Diário da Covid-19: pandemia cresce em Brasília e atinge Bolsonaro

Em imagem feito no dia 19 de abril, em Brasília, o presidente Bolsonaro tosse enquanto fala depois de se juntar a seus apoiadores que estavam participando de uma carreata para protestar contra medidas de quarentena e distanciamento social para combater o novo coronavírus. Foto Sérgio Lima/AFP

Presidente confirma que está com a doença que cresce no Centro-Oeste. Número de infectados diariamente na região passou de 1 mil casos em maio para 3 mil em junho e 4 mil em julho

Por José Eustáquio Diniz Alves | ODS 3 • Publicada em 7 de julho de 2020 - 13:17 • Atualizada em 20 de setembro de 2021 - 11:48

Em imagem feito no dia 19 de abril, em Brasília, o presidente Bolsonaro tosse enquanto fala depois de se juntar a seus apoiadores que estavam participando de uma carreata para protestar contra medidas de quarentena e distanciamento social para combater o novo coronavírus. Foto Sérgio Lima/AFP

Apesar do seu propalado histórico de atleta, o presidente Jair Bolsonaro se transformou hoje no paciente mais ilustre da covid-19 no país. A confirmação da doença presidencial chega no momento em que o surto do coronavírus alcança com força a capital federal e o seu entorno. Até recentemente, as regiões Sul e Centro-Oeste eram as menos impactadas pela pandemia. Contudo, esta realidade vem mudando rapidamente e os casos e mortes pela covid-19 têm crescido com mais velocidade em Brasília e em toda a região Centro-Oeste. Nesta terça-feira, dia 7, em entrevista para CNN Brasil, Record e TV Brasil, o presidente confirmou que contraiu o novo coronavírus. De máscara, ele fez o anúncio mas não chegou a mostrar o exame. Em nota, a assessoria do Palácio do Planalto disse que Bolsonaro “mantém bom estado de saúde”.
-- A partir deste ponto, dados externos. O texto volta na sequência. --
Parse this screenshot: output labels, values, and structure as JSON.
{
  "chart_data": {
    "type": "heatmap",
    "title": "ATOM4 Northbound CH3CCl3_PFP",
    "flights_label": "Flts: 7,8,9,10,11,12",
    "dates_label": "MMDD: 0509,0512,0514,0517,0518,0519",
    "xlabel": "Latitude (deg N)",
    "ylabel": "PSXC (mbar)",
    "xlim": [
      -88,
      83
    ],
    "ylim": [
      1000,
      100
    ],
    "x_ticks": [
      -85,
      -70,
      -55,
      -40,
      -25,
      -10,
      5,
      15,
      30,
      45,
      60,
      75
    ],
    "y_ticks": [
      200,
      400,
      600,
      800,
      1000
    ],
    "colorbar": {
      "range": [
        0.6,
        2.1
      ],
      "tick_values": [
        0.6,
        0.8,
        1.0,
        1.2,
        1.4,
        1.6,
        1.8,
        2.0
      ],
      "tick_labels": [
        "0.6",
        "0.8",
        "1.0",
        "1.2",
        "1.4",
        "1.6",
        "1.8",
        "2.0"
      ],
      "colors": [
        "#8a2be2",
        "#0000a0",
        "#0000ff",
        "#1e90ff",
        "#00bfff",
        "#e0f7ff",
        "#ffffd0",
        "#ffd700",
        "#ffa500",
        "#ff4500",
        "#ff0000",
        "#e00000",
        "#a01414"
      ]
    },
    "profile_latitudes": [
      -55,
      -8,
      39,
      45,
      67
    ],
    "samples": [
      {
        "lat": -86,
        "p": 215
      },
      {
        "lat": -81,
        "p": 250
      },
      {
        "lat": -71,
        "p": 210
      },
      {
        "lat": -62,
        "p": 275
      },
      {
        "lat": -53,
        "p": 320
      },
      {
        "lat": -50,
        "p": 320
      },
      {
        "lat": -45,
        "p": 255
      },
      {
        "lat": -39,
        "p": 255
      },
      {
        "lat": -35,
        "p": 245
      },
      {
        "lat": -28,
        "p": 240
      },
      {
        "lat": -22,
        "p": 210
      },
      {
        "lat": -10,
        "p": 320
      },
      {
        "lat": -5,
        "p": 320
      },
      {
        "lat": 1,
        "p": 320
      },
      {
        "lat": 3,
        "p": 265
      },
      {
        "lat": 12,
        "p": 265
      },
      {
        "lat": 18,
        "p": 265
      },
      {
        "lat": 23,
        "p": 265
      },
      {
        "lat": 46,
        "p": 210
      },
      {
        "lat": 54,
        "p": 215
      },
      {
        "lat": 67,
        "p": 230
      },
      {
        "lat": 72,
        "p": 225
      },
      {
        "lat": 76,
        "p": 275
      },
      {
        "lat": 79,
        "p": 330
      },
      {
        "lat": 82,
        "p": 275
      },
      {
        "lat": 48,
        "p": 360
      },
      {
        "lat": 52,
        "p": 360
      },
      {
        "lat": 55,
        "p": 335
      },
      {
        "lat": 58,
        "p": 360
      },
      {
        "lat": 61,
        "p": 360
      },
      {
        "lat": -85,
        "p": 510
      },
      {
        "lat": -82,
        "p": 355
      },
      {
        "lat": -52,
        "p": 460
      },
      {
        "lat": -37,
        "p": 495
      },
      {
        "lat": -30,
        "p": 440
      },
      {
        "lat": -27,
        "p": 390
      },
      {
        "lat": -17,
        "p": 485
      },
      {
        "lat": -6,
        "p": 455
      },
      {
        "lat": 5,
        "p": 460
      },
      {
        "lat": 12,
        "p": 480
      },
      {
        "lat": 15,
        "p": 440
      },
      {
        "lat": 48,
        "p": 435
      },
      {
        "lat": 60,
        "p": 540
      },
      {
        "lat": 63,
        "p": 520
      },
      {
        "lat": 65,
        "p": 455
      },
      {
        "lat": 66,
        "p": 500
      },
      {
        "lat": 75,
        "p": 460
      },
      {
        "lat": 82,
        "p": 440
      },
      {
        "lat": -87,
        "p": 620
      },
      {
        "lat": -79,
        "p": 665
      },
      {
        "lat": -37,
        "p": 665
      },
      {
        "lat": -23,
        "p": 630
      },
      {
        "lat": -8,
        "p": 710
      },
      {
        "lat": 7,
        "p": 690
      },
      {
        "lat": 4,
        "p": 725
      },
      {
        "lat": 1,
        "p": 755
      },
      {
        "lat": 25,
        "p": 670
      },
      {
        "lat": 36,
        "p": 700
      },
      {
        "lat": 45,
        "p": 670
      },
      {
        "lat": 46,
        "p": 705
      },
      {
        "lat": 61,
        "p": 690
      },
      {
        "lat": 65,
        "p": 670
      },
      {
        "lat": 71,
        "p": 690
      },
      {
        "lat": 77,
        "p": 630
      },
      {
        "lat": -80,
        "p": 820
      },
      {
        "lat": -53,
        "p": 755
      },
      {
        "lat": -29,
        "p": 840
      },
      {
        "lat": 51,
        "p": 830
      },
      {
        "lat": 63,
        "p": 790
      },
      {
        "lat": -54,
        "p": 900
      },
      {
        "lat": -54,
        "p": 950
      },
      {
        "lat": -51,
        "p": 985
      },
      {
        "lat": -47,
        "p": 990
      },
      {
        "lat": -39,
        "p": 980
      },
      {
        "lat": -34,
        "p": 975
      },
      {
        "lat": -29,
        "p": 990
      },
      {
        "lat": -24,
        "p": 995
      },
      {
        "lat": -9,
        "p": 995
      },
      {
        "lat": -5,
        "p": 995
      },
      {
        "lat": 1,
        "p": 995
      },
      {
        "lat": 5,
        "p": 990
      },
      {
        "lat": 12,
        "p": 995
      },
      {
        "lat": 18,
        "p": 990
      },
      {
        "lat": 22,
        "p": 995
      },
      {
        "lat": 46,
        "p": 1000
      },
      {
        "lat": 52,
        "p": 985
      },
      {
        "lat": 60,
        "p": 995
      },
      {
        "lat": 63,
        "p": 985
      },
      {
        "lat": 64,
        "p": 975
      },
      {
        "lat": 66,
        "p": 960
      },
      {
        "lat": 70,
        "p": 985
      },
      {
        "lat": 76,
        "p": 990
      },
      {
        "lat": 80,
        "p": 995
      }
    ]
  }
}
Depois da facada, não vai ser uma gripezinha que vai me derrubar, não.

O gráfico abaixo, com dados oficiais do Ministério da Saúde, mostra que o número de pessoas infectadas diariamente na região estava abaixo de 1.000 casos até o final de maio de 2020. Mas o número de novos casos superou a casa dos 3.000 no mês de junho e a média móvel de 7 dias ultrapassou 4.000 casos no início de julho.

Da mesma forma, o número de vítimas fatais também deu um salto. A média móvel de 7 dias apontava para um valor abaixo de 20 óbitos por dia até o final de maio e deu um salto para mais de 80 óbitos diários no mês seguinte, conforme mostra o gráfico. No mês de julho, o número de óbitos ultrapassou o limiar de 100 vidas perdidas no dia a dia.

No mês de maio, o número de casos da região Centro-Oeste representava cerca de 3% do total nacional e o número de óbitos representava cerca de 1% do total, mas no mês de junho esta proporção mudou e, no início de junho, já atingiu 7,5% e 3,5%, respectivamente, conforme mostra o gráfico abaixo.

Focando no desempenho estadual, o gráfico abaixo apresenta o número de casos acumulados para as Unidades da Federação (UF) da região Centro-Oeste e outras UFs selecionadas. Nota-se que São Paulo, Rio de Janeiro, Ceará e Amazonas são as UFs que apresentam o maior número de casos, mas Minas Gerais (com 21 milhões de habitantes) foi ultrapassada pelo Distrito Federal (com 3 milhões de habitantes). Em seguida vem Goiás, sendo que Mato Grosso é a UF com maior taxa de crescimento e já ultrapassou Mato Grosso do Sul. No conjunto, as 4 UFs da região possuem curvas com uma inclinação maior do que as das demais UFs, indicando que a propagação do coronavírus avança mais velozmente no Centro-Oeste.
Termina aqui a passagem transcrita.